Earlier this year we started seeing a spike in number of nodes, which quickly overwhelmed the system. These nodes originally were low quality, but due to the sheer number of them and across Windows, Mac and Linux, we had to do a fundamental architecture re-write across the client nodes and the network, in addition to building up an incentive structure to get more reliable nodes on the network. It is due to a summer of working hard and writing code, that we now have a stable network of good nodes which we did not have before.
People running nodes now are essentially miners, so they are incentivized to run more powerful machines with more useful models as the system specifically incentivizes that.
How does it compare to other P2P networks ?
Think about Bitcoin, it has just over 19k connected nodes, where each node is competing in a cryptographic challenge in order to earn the right to mine a block. That network is fully permissionless, unlike the Hyperspace network which currently uses a centralized architecture for orchestrating consumer peer-to-peer nodes much like Uber does.
Think about Ethereum, which collectively has just over 6k unique nodes, where each node in addition to some compute also has to provide an economic stake in order to participate in the network. That network is permissionless as well. Likewise for Solana, with 1363 unique nodes serving the network today.
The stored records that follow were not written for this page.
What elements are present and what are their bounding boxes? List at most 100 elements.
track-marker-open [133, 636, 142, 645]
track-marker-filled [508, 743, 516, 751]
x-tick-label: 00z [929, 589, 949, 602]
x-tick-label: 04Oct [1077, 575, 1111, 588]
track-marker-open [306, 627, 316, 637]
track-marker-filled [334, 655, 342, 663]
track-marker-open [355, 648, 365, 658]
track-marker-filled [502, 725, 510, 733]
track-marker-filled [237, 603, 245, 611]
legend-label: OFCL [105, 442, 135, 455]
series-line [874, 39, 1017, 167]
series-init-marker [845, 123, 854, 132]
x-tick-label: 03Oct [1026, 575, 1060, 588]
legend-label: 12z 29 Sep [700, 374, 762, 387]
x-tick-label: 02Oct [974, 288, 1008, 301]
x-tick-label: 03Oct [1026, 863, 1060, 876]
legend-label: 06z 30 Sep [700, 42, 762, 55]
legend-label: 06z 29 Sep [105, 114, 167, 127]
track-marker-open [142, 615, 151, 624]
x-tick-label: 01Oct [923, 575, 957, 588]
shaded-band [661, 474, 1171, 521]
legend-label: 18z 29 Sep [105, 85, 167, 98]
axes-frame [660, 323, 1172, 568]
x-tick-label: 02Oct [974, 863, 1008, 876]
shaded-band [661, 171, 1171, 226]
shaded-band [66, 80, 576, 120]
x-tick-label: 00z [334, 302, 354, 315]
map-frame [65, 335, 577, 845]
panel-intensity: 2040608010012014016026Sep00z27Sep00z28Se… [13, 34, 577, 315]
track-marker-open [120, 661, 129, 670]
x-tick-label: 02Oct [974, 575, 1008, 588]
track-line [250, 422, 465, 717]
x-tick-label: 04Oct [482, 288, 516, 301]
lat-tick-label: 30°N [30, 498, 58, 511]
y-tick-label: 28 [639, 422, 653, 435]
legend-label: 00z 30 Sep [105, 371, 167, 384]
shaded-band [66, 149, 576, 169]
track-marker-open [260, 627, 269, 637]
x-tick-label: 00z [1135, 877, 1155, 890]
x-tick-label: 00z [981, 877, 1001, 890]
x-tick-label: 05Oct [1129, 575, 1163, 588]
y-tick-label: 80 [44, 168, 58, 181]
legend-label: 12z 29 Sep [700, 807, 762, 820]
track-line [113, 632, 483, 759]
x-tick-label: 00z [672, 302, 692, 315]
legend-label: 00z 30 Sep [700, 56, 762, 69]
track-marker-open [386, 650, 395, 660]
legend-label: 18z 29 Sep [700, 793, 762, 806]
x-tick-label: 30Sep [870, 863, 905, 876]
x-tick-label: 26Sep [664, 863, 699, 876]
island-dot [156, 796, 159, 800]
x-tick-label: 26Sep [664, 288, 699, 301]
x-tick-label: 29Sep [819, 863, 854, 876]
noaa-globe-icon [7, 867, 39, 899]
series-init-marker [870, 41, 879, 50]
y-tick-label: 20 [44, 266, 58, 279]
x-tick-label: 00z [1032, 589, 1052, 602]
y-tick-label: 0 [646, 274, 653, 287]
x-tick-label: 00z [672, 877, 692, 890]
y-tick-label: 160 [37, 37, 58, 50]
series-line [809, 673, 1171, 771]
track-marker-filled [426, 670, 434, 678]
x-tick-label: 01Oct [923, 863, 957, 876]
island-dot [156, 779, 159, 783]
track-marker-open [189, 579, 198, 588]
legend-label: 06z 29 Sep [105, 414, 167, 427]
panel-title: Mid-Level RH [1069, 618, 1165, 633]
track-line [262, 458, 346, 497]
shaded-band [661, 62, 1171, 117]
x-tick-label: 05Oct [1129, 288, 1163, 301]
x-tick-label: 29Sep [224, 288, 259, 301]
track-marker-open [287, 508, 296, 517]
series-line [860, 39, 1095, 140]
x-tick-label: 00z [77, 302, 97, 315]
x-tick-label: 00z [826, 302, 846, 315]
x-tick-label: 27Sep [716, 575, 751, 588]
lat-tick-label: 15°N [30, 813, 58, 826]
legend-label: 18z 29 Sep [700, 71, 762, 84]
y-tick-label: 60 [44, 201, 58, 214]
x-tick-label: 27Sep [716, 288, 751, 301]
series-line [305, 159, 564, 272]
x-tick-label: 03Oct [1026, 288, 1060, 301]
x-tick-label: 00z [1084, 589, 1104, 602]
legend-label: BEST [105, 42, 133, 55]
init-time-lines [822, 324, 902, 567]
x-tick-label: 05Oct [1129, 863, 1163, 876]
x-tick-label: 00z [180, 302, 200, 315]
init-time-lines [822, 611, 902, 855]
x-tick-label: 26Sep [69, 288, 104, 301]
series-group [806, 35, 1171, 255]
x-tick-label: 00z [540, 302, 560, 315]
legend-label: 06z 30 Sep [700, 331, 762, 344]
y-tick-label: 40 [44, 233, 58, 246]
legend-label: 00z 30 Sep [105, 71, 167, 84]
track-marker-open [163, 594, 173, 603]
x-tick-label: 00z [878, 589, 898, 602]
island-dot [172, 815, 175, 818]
It is the Lindy effect, the permissionless aspect, the much higher requirements and the long-running nature of these networks which give their underlying currency a value in the real world. In the case of Hyperspace, the underlying system currency called "flops" is an in-game worthless currency meant to use applications running on it: it is not permissionless and it is not a blockchain, and can theoretically be manipulated by the company.
NOTE: we are on a path to make the network fully permissionless in the years ahead, and you can see that roadmap in the flops announcement. Currently we are bootstrapping the habit of participating in such P2P AI networks which consumers did not have before us and using social, utility and cryptoeconomic incentives at play.
Will there be an API ?
Yes, this is coming soon and will have additional capabilities such as running embedding jobs, serving vectors and more.
Will it integrate with other decentralized AI protocols ?
Yes, we believe in offering choices to users, in this case the mining nodes on whichever protocols they want to support on their devices. We take care of the AI-related plumbing as part of aiOS such as providing access to 671 models, 3.2 TB vector database with 400 million embeddings, real-time web search and other attributes of the system to make it useful.
Will there be a full blockchain node one day as an add-on ?
Yes, we are firm believers in consumer devices being suitable for block production and validation process, and entirety of our research and engineering has focused on that for the past few years (we have written multiple papers in that regard).
Think Full Self Driving in your Tesla, for those who want it.